Research Article
BibTex RIS Cite

Regresyon Çözümlemesinde Kayıp Veri Sorunu

Year 2005, Volume: 4 Issue: 3, 52 - 62, 15.12.2005

Abstract

Kayıp veri çözümlemesinin konusu veri matrisindeki bazı değerlerin gözlenmemiş olmasıdır. Kayıp veri çözümlemesi özellikle uygulamalı istatistiğin çok önemli konularından birini oluşturmaktadır. Kayıp veriyi yok saymak, örneklemin rastgeleliğini bozarak yanlı parametre tahminleri elde edilmesine neden olabilmektedir. Regresyon analizi, tahmin amaçlı kullanılan önemli çok değişkenli istatistiksel analizlerin başında gelmektedir. Bu nedenle bu çalışmada, regresyon analizinde, bağımsız değişkenlerde kayıp veri mekanizması rassal kayıp (MAR) olacak şekilde, regresyon analizi varsayımlarının sağlandığı ve sağlanmadığı iki ayrı veri seti üzerinde benzetim çalışması yapılmıştır.
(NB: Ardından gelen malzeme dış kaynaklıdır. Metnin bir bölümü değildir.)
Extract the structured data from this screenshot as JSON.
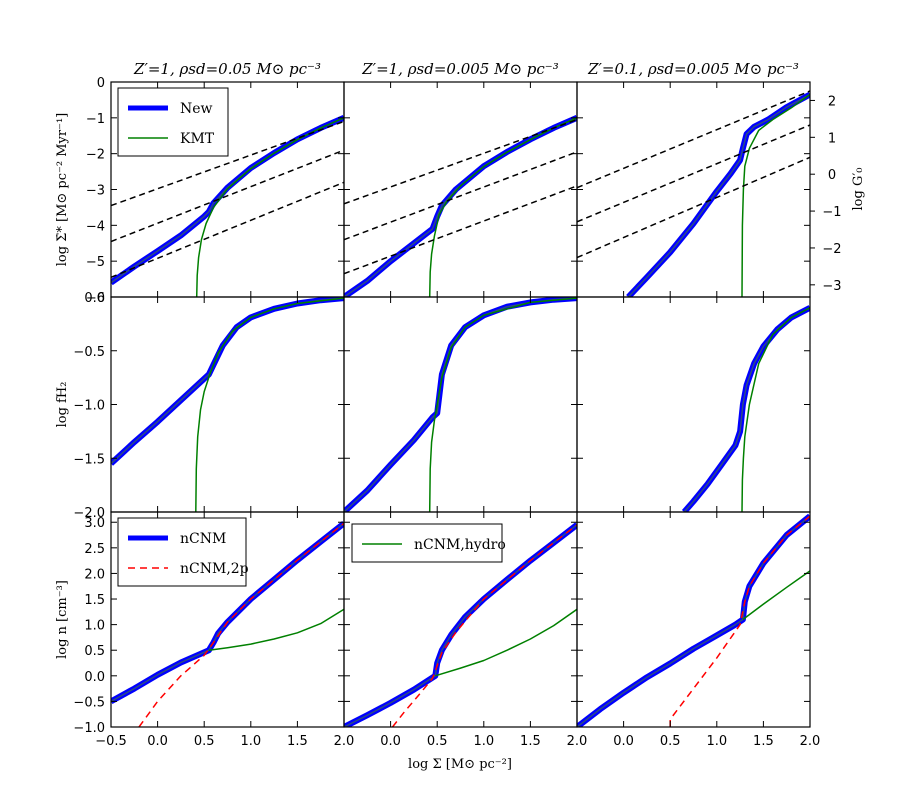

Kayıp veri göz ardı edilebilir olduğunda model esaslı yöntemler arasında yer alan, EM algoritması ve çoklu atıf yöntemleri karşılaştırmalı olarak incelenmiştir. EM algoritmasının regresyon analizi varsayımlarının bozulmasından etkilenmediği, ancak çoklu atıf için, atıf sayısının arttırılması gerektiği sonucu elde edilmiştir.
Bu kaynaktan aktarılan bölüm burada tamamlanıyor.